Before we continue reading the scene, I plan to review some key lines from their homework. In this section, Juliet is careful about her words, so as not to raise suspicions about her recent behavior or her true feelings about Romeo, even as her mother insults him. Therefore, her wording can be interpreted in two ways. When Juliet says, "Oh, how my heart abhors/ To hear him named, and cannot come to him," her mother thinks that Juliet wants to see Romeo so she can poison him, but we know that it is what she means. I'm not sure that every student will understand this when they translate at home.
To prepare students for Capulet's entrance into the scene, I will ask that they journal briefly about their own parents (W.9-10.10). What happens when you do something you're not supposed to do? Who's the disciplinarian? Who's the pushover? Do you get lectured, grounded, chastised (to use one of our most recent vocabulary words)? I will give students a few minutes to write in response to any of these thought-provoking questions. I won't collect their work, since some of it might be personal, but before we begin reading, I will ask general questions about what happens when they blatantly disobey their parents. I'm sure that a conversation with teenagers on breaking rules will flow naturally.
When Capulet hears that he will not make Juliet a "joyful bride," we see a different side of him. At first he asks a serious of questions, showing that he does not understand how his daughter could disobey her kind father. Then when she tells him herself that she does not plan on marrying Paris, he berates her with a series of insults and gives her an ultimatum: either she willingly goes to church on Thursday, or he will drag her there himself.

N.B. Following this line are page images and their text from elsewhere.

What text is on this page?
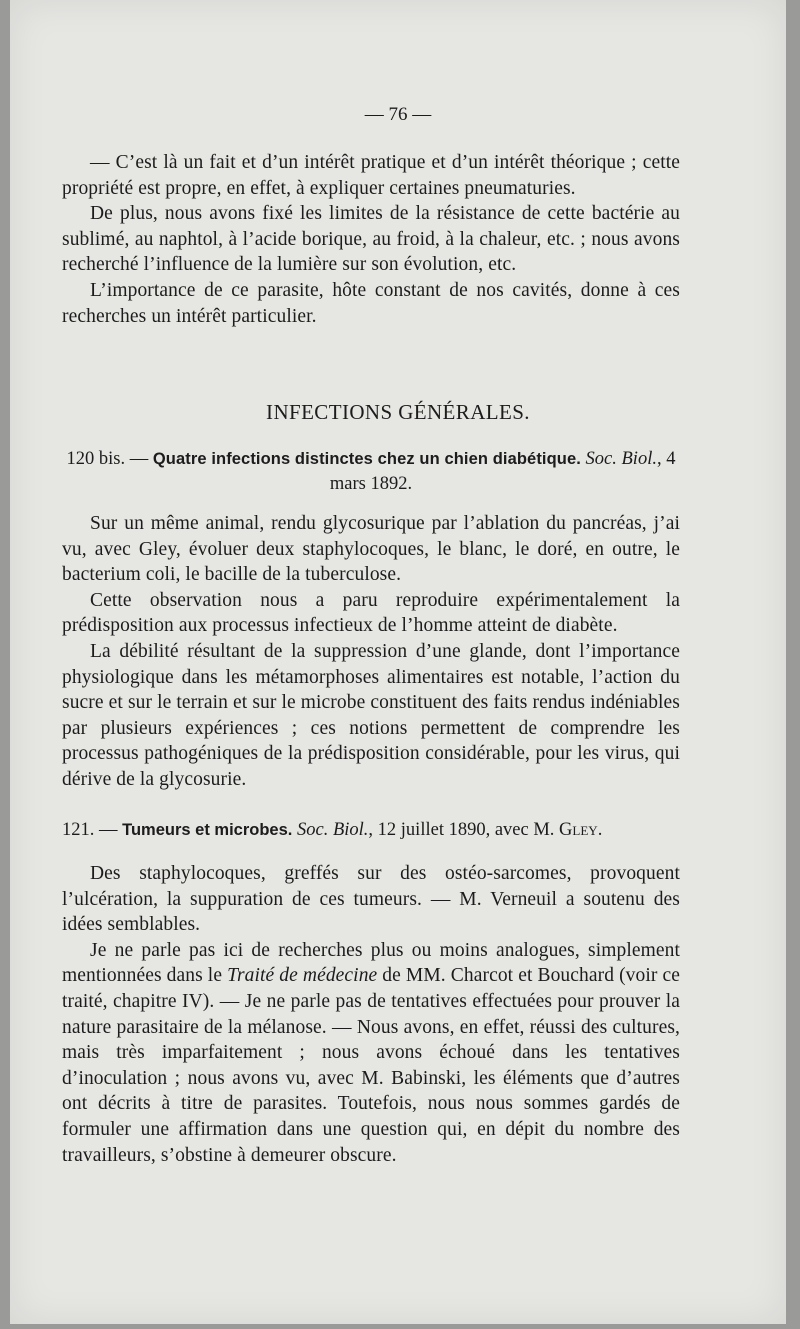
— 76 —

— C’est là un fait et d’un intérêt pratique et d’un intérêt théorique ; cette propriété est propre, en effet, à expliquer certaines pneumaturies.

De plus, nous avons fixé les limites de la résistance de cette bactérie au sublimé, au naphtol, à l’acide borique, au froid, à la chaleur, etc. ; nous avons recherché l’influence de la lumière sur son évolution, etc.

L’importance de ce parasite, hôte constant de nos cavités, donne à ces recherches un intérêt particulier.

INFECTIONS GÉNÉRALES.

120 bis. — Quatre infections distinctes chez un chien diabétique. Soc. Biol., 4 mars 1892.

Sur un même animal, rendu glycosurique par l’ablation du pancréas, j’ai vu, avec Gley, évoluer deux staphylocoques, le blanc, le doré, en outre, le bacterium coli, le bacille de la tuberculose.

Cette observation nous a paru reproduire expérimentalement la prédisposition aux processus infectieux de l’homme atteint de diabète.

La débilité résultant de la suppression d’une glande, dont l’importance physiologique dans les métamorphoses alimentaires est notable, l’action du sucre et sur le terrain et sur le microbe constituent des faits rendus indéniables par plusieurs expériences ; ces notions permettent de comprendre les processus pathogéniques de la prédisposition considérable, pour les virus, qui dérive de la glycosurie.

121. — Tumeurs et microbes. Soc. Biol., 12 juillet 1890, avec M. Gley.

Des staphylocoques, greffés sur des ostéo-sarcomes, provoquent l’ulcération, la suppuration de ces tumeurs. — M. Verneuil a soutenu des idées semblables.

Je ne parle pas ici de recherches plus ou moins analogues, simplement mentionnées dans le Traité de médecine de MM. Charcot et Bouchard (voir ce traité, chapitre IV). — Je ne parle pas de tentatives effectuées pour prouver la nature parasitaire de la mélanose. — Nous avons, en effet, réussi des cultures, mais très imparfaitement ; nous avons échoué dans les tentatives d’inoculation ; nous avons vu, avec M. Babinski, les éléments que d’autres ont décrits à titre de parasites. Toutefois, nous nous sommes gardés de formuler une affirmation dans une question qui, en dépit du nombre des travailleurs, s’obstine à demeurer obscure.
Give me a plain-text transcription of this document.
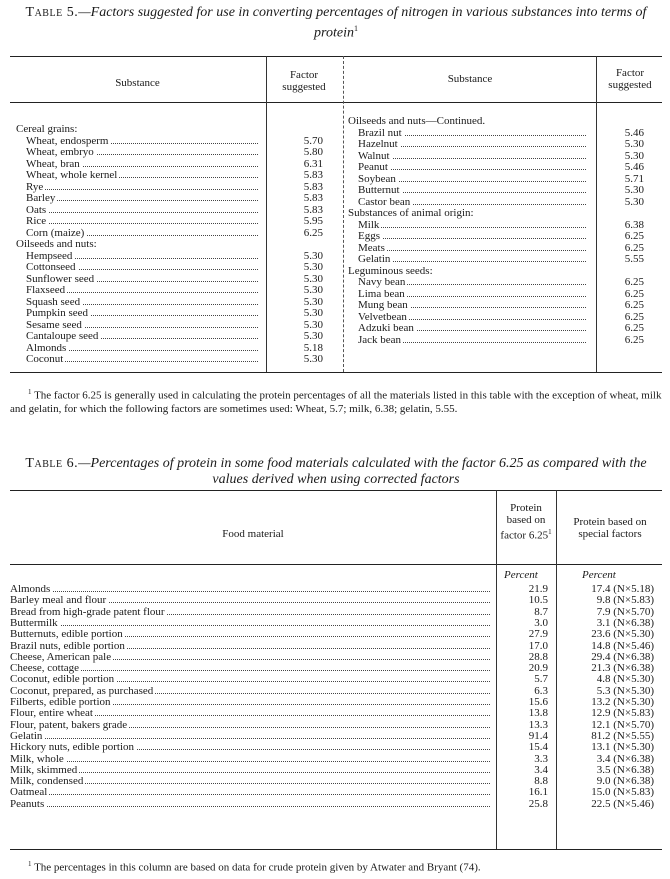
Table 5.—Factors suggested for use in converting percentages of nitrogen in various substances into terms of protein$^1$
Substance
Factor suggested
Substance	Factor suggested
Cereal grains:
Wheat, endosperm	5.70
Wheat, embryo	5.80
Wheat, bran	6.31
Wheat, whole kernel	5.83
Rye	5.83
Barley	5.83
Oats	5.83
Rice	5.95
Corn (maize)	6.25
Oilseeds and nuts:
Hempseed	5.30
Cottonseed	5.30
Sunflower seed	5.30
Flaxseed	5.30
Squash seed	5.30
Pumpkin seed	5.30
Sesame seed	5.30
Cantaloupe seed	5.30
Almonds	5.18
Coconut	5.30
Oilseeds and nuts—Continued.
Brazil nut	5.46
Hazelnut	5.30
Walnut	5.30
Peanut	5.46
Soybean	5.71
Butternut	5.30
Castor bean	5.30
Substances of animal origin:
Milk	6.38
Eggs	6.25
Meats	6.25
Gelatin	5.55
Leguminous seeds:
Navy bean	6.25
Lima bean	6.25
Mung bean	6.25
Velvetbean	6.25
Adzuki bean	6.25
Jack bean	6.25
$^1$ The factor 6.25 is generally used in calculating the protein percentages of all the materials listed in this table with the exception of wheat, milk and gelatin, for which the following factors are sometimes used: Wheat, 5.7; milk, 6.38; gelatin, 5.55.
Table 6.—Percentages of protein in some food materials calculated with the factor 6.25 as compared with the values derived when using corrected factors
Food material
Protein based on factor 6.25$^1$
Protein based on special factors
Percent	Percent
Almonds	21.9	17.4 (N×5.18)
Barley meal and flour	10.5	9.8 (N×5.83)
Bread from high-grade patent flour	8.7	7.9 (N×5.70)
Buttermilk	3.0	3.1 (N×6.38)
Butternuts, edible portion	27.9	23.6 (N×5.30)
Brazil nuts, edible portion	17.0	14.8 (N×5.46)
Cheese, American pale	28.8	29.4 (N×6.38)
Cheese, cottage	20.9	21.3 (N×6.38)
Coconut, edible portion	5.7	4.8 (N×5.30)
Coconut, prepared, as purchased	6.3	5.3 (N×5.30)
Filberts, edible portion	15.6	13.2 (N×5.30)
Flour, entire wheat	13.8	12.9 (N×5.83)
Flour, patent, bakers grade	13.3	12.1 (N×5.70)
Gelatin	91.4	81.2 (N×5.55)
Hickory nuts, edible portion	15.4	13.1 (N×5.30)
Milk, whole	3.3	3.4 (N×6.38)
Milk, skimmed	3.4	3.5 (N×6.38)
Milk, condensed	8.8	9.0 (N×6.38)
Oatmeal	16.1	15.0 (N×5.83)
Peanuts	25.8	22.5 (N×5.46)
$^1$ The percentages in this column are based on data for crude protein given by Atwater and Bryant (74).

This is not the same man who told Paris that Juliet had to make the decision herself, probably because he always assumed that she would agree with anything her father said (RL.9-10.3). I hope to have an animated student read from Capulet, so they we can hear the angry in his voice, which will make it easier to discuss.
We also see a change in Juliet. We will focus on these lines and discuss the ways in which Juliet has developed (RL.9-10.3). These changes help students evaluate the authenticity of the couple's love, or more accurately, they offer fodder for the discussion: Does her new independence prove that she has matured and is responsible or that she is blinded by a good-looking guy into acting badly? A close-reading of her language starts the conversation (RL.9-10.4).
Returning to Our Journals
Teenagers, more than anyone, understand the tensions that arise when parents think they know their children, but fail to see the ways in which they have grown up. Of course, teenagers often have a short-sided view on these situations, since they are the ones pushing boundaries. Nonetheless, they have a lot to say on this subject. I will ask that they return to their journal entries and reflect on the pages we have read:
What do you think of Capulet now? Is he cruel, a hot-head, or is he a good father? He's trying to do something good for his daughter, even if she doesn't want him to, so who is really at fault here? (W.9-10.10)

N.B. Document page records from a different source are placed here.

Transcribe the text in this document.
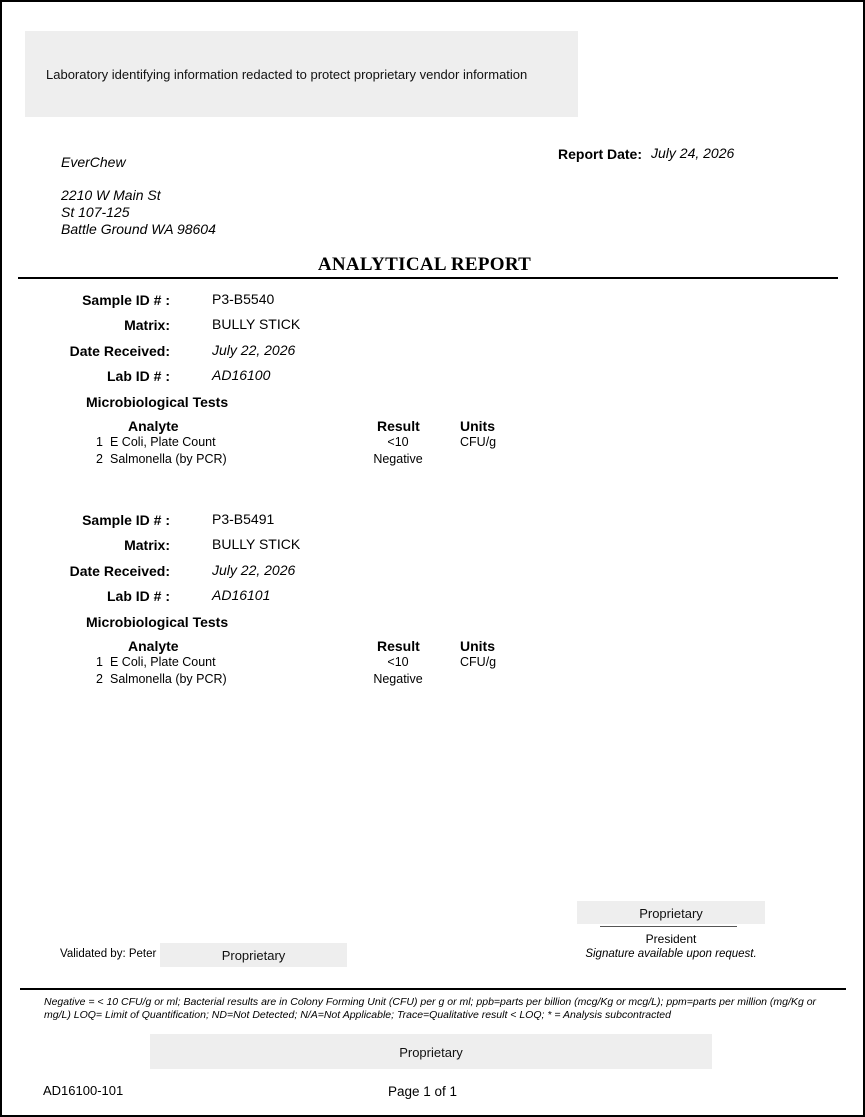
Laboratory identifying information redacted to protect proprietary vendor information
EverChew
2210 W Main St
St 107-125
Battle Ground WA 98604
Report Date: July 24, 2026
ANALYTICAL REPORT
Sample ID # :	P3-B5540
Matrix:	BULLY STICK
Date Received:	July 22, 2026
Lab ID # :	AD16100
Microbiological Tests
Analyte	Result	Units
1 E Coli, Plate Count	<10	CFU/g
2 Salmonella (by PCR)	Negative
Sample ID # :	P3-B5491
Matrix:	BULLY STICK
Date Received:	July 22, 2026
Lab ID # :	AD16101
Microbiological Tests
Analyte	Result	Units
1 E Coli, Plate Count	<10	CFU/g
2 Salmonella (by PCR)	Negative
Proprietary
President
Signature available upon request.
Validated by: Peter	Proprietary
Negative = < 10 CFU/g or ml; Bacterial results are in Colony Forming Unit (CFU) per g or ml; ppb=parts per billion (mcg/Kg or mcg/L); ppm=parts per million (mg/Kg or mg/L) LOQ= Limit of Quantification; ND=Not Detected; N/A=Not Applicable; Trace=Qualitative result < LOQ; * = Analysis subcontracted
Proprietary
AD16100-101	Page 1 of 1
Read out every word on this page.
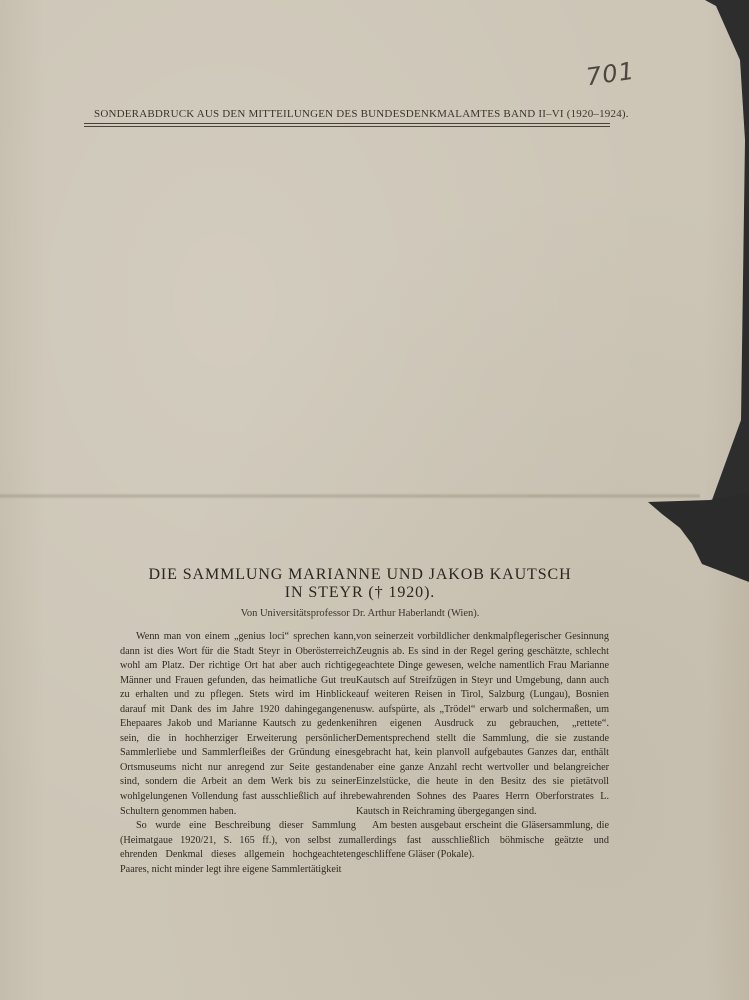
701
SONDERABDRUCK AUS DEN MITTEILUNGEN DES BUNDESDENKMALAMTES BAND II–VI (1920–1924).
DIE SAMMLUNG MARIANNE UND JAKOB KAUTSCH
IN STEYR († 1920).
Von Universitätsprofessor Dr. Arthur Haberlandt (Wien).

Wenn man von einem „genius loci“ sprechen kann, dann ist dies Wort für die Stadt Steyr in Oberösterreich wohl am Platz. Der richtige Ort hat aber auch richtige Männer und Frauen gefunden, das heimatliche Gut treu zu erhalten und zu pflegen. Stets wird im Hinblicke darauf mit Dank des im Jahre 1920 dahingegangenen Ehepaares Jakob und Marianne Kautsch zu gedenken sein, die in hochherziger Erweiterung persönlicher Sammlerliebe und Sammlerfleißes der Gründung eines Ortsmuseums nicht nur anregend zur Seite gestanden sind, sondern die Arbeit an dem Werk bis zu seiner wohlgelungenen Vollendung fast ausschließlich auf ihre Schultern genommen haben.

So wurde eine Beschreibung dieser Sammlung (Heimatgaue 1920/21, S. 165 ff.), von selbst zum ehrenden Denkmal dieses allgemein hochgeachteten Paares, nicht minder legt ihre eigene Sammlertätigkeit

von seinerzeit vorbildlicher denkmalpflegerischer Gesinnung Zeugnis ab. Es sind in der Regel gering geschätzte, schlecht geachtete Dinge gewesen, welche namentlich Frau Marianne Kautsch auf Streifzügen in Steyr und Umgebung, dann auch auf weiteren Reisen in Tirol, Salzburg (Lungau), Bosnien usw. aufspürte, als „Trödel“ erwarb und solchermaßen, um ihren eigenen Ausdruck zu gebrauchen, „rettete“. Dementsprechend stellt die Sammlung, die sie zustande gebracht hat, kein planvoll aufgebautes Ganzes dar, enthält aber eine ganze Anzahl recht wertvoller und belangreicher Einzelstücke, die heute in den Besitz des sie pietätvoll bewahrenden Sohnes des Paares Herrn Oberforstrates L. Kautsch in Reichraming übergegangen sind.

Am besten ausgebaut erscheint die Gläsersammlung, die allerdings fast ausschließlich böhmische geätzte und geschliffene Gläser (Pokale).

I want students to write first, since some need that extra think time before speaking, but then I hope to have enough time to hear some of their ideas and reflections aloud (SL.9-10.1).
I will assign homework in the last few minutes of class. Students will translate the first two pages of the next scene. I will explain that we will start tomorrow's class by acting out these lines, which they should think about while completing their homework. In other words, they need to think about the emotion behind the lines, not just what each word means. This prep time will help us tomorrow, because it means that we can get right to the heart of the scene.